Prove that $\sum_{n=1}^\infty \dfrac{(-1)^n}{n} x^n$ converges uniformely on $[0,1]$.
Using the Leibiz criteria, I could show, that the series converges for $x\in[0,1]$. But how can I show the unifom convergence? I know about the Weierstrass M-test but that doesn't apply here...
The Dini Theorem: If each $f_n:[0,1]\to \Bbb R$ is continuous and if $(f_n(x))_n$ converges monotonically to $f(x)$ for each $x\in [0,1],$ and if $f$ is continuous, then $f_n\to f$ uniformly on $[0,1].$
Apply this, first to $(g_n)_n,$ where $g_n(x)=\sum_{j=1}^{2n}(-1)^jx^j/j,$ and second to $(h_n)_n$ where $h_n(x)=\sum_{j=1}^{2n-1}(-1)^j x^j/j.$
The series in the Q converges to $f(x)=-\ln (1+x),$ which is continuous on $[0,1].$
Proof of the Dini Theorem.

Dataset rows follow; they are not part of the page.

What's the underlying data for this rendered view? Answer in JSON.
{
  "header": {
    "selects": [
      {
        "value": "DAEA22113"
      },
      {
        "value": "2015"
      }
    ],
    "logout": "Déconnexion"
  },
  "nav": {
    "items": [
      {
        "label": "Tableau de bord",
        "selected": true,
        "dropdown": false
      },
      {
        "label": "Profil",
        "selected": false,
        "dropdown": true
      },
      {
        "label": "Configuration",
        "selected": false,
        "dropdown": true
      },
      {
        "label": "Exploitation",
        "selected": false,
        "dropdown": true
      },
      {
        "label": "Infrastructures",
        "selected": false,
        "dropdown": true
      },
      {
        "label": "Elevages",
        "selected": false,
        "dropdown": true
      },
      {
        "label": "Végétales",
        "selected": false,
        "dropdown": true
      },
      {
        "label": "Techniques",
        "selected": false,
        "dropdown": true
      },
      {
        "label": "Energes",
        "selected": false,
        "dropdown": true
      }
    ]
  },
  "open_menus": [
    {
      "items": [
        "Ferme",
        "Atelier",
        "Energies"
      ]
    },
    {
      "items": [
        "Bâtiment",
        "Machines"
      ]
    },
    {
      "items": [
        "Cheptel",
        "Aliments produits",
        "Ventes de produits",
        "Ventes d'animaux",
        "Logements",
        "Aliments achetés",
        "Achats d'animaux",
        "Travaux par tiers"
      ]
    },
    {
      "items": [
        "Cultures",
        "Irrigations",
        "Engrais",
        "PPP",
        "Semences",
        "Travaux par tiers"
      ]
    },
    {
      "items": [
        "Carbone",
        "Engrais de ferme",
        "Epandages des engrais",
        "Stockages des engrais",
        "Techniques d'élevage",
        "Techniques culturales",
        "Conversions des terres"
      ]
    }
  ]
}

Given $\epsilon >0:$
For each $x\in [0,1]$ take $n_x$ such that $0\leq |f(x)-f_{n_x}|\leq\epsilon /3.$ Then take $a_x>0$ such that $(y\in [0,1] \land |y-x|<a_x)\implies |f_{n_x}(y)-f_{n_x}(x)|\leq\epsilon /3.$ And take $b_x>0$ such that $(y\in [0,1]\land |y-x|<b_x)\implies |f(y)-f(x)|\leq\epsilon /3.$
Let $c_x=\min (a_x,b_x).$
Now $\{(-c_x+x,c_x+x):x\in [0,1]\}$ is an open cover of $[0,1] ,$ and $[0,1]$ is compact . So there exists a finite non-empty $S\subset [0,1]$ such that $\cup_{x\in S}(-c_x+x,c_x+x)\supset [0,1].$
Let $M=\max \{n_x:x\in S\}.$
Now for $y\in [0,1]$ take $x\in S$ such that $y\in (-c_x+x,c_x+x).$ For any $m\geq M$ we have $$|f_m(y)-f(y)|\leq |f_{n_x}(y)-f(y)|\leq$$ $$\leq |f_{n_x}(y)-f_{n_x}(x)| +|f_{n_x}(x)-f(x)|+|f(x)-f(y)|\leq$$ $$\leq \epsilon /3+\epsilon /3 +\epsilon /3=\epsilon.$$ Therefore $\sup_{m\geq M}\sup_{y\in [0,1]}|f(y)-f_m(y)|\leq \epsilon.$
Remarks: The Dini Theorem holds if the domain is any compact space (not just for $[0,1].$) Compactness is used to ensure that $M$ exists, because $S$ is finite. Monotonicity of each sequence $(f_n(y))_n$ is used to ensure that $m\geq M\geq n_x\implies |f_m(y)-f(y)|\leq |f_{n_x}(y)-f(y)|.$
Further remarks. In the Dini Theorem we cannot omit the continuity of $f.$ For example if $f_n(x)=x^n$ for $x\in [0,1].$ And we cannot omit the monotonicity of each sequence $(f_n(x))_n$. For example if $f_n:[0,1]\to [0,n]$ where $f_n(x)=0$ when $x\in [0,1/3n]\cup [1/n,1]$ and $f_n(1/2n)=n.$ Interestingly, in this example each sequence $(f_n(x))_n$ is eventually monotonic but the convergence is not uniform.